London trade talks must not stitch up poor countries

07 November 2005

A critical trade meeting between the EU, US, India, Brazil, Japan and possibly Australia is taking place today at India House in London. Ahead of December’s World Trade Organisation summit in Hong Kong, the small group of ministers aim to break the current deadlock around world trade talks.

Aftab Alam, head of ActionAid International’s Trade Justice Campaign says: "The outlook for this meeting is not good. With the majority of the WTO’s members locked out, it seems very unlikely that any deals brokered will do anything more than benefit rich countries.

It is shocking that there will be no African nations in the room – especially when this is supposed to be a development round of talks that benefit poor countries.

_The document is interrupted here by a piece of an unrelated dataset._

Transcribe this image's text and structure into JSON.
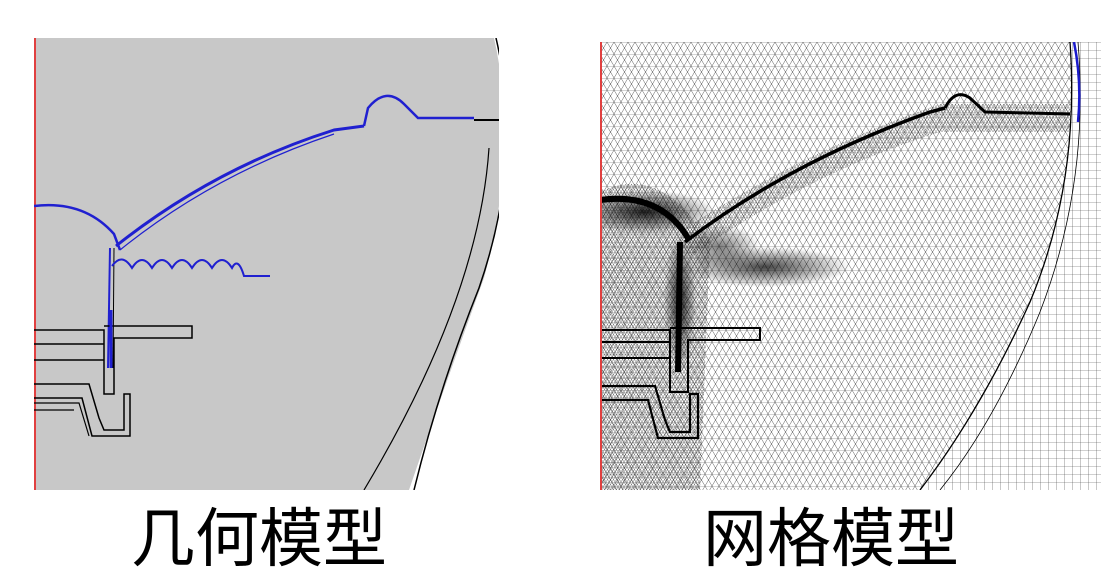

The current EU and US deals on agriculture are a sham, offering little real reduction in cutting farm subsidies. It is time for the EU and US to put something more on the negotiating table. They must stop pushing poor countries to open their industrial and services markets, offer dramatic cuts on agricultural subsidies and give protection to poor farmers in developing countries.

If rich countries do not offer any substantial concessions, poor countries must reject the proposals from this meeting otherwise they could face a development disaster at Hong Kong."

According to ActionAid estimates, the US currently gives $25bn a year in farm subsidies. Under its current proposal it would still give $17-27bn a year in 2008-12. Likewise, the EU currently gives 64bn euros a year; under its current proposal it could still give 55-58bn euros.

In the current WTO negotiations developing countries are being pressurised – particularly by the EU and the US – into accepting proposals at the WTO that will lead to massive job losses and the continued dumping of agricultural products.

ActionAid demands that secretive meetings between small groups of countries are scrapped and WTO procedures overhauled to make them transparent, inclusive and representative of all WTO members, particularly the poorest nations.